Board members are working to create a tiered approach that might make the EPA’s proposed rule more functional. Studies with particularly sensitive data might be allowed higher levels of protection, such as hiding data behind a password-protected website.

“Many of the SAB members were very supportive regarding the importance of scientific transparency,” a spokesman for the EPA said in a statement to The Hill. “Today we heard a good discussion as the Board grapples with the details of how best to implement this proposed rule. EPA looks forward to getting the final consultation with all these ideas included.”

Some of the board members were indeed supportive of the effort.

Richard Williams, a board member and former economist with the Food and Drug Administration, said the proposal would be needed to avoid poorly performed studies that produce bad statistics.

“This is what this is trying to get after,” Williams said, adding that a tiered system will help the EPA use whatever studies it deems necessary.

Critics say the board has largely been sidelined by the EPA, as it has been asked to review only a narrow piece of the proposal.

The board somewhat rejected that call at its last meeting when it voted to review the proposal more broadly in addition to trying to find ways to deal with personal and business data.

Some have also voiced concerns that the board won’t finish its review of the EPA proposal in time to have an impact on the final rule, which is expected later this year.

“EPA’s reticence to give SAB the answers it needs to evaluate the rule further exemplifies that this rule presents a solution in search of a problem,” Genna Reed, lead science and policy analyst for the Union of Concerned Scientists said during the meeting’s public comment portion.

“The rule as drafted would waste enormous resources, make data more vulnerable to misuse and exploitation, and make it nearly impossible for the EPA to use the best available science to inform mission-critical decisions. We ask that the EPA fully utilize the SAB and consider its advice on this rule in its entirety,” she said.

Reed said the EPA’s proposal lacks basic information, such as a definition for data or how it could be replicable.

Critics have also raised concerns about the qualifications of those appointed under the Trump administration compared to previous board members. They noted that Pruitt barred scientists from the board if they received EPA grants, calling it a conflict of interest.

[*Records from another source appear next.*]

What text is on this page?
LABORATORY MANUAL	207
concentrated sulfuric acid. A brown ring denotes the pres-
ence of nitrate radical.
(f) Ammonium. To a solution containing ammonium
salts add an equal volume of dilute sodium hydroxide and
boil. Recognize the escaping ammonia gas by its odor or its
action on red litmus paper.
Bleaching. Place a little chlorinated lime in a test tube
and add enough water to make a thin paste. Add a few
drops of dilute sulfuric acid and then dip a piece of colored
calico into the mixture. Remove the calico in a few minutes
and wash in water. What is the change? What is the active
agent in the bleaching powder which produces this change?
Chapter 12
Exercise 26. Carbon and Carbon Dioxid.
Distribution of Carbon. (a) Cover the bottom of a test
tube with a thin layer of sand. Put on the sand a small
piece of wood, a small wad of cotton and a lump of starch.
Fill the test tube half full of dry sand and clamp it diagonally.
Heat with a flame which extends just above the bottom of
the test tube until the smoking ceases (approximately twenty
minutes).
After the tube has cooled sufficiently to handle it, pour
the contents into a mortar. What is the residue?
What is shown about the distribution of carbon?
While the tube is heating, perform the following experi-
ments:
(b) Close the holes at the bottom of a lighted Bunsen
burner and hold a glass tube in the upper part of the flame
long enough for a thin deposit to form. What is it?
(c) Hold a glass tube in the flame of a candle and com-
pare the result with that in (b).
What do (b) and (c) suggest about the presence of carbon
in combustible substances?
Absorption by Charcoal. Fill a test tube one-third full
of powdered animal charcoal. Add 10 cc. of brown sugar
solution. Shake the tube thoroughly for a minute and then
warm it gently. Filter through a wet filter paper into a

A report from the Government Accountability Office found more industry group representation on the board under Trump. It also said the EPA did not follow the process for selecting the “best qualified and most appropriate candidates” for the SAB and “did not ensure that all appointees met ethics requirements.”

Many of the board members on Tuesday questioned how they could even create a system that would allow for use of studies that shield sensitive information. 

“I think the comments made from SAB members really illustrated exactly how messy the proposed rule is. Many of the members have trouble answering the simple charged questions that were proposed without going down rabbit holes on the glaring issues with the rule,” Reed said.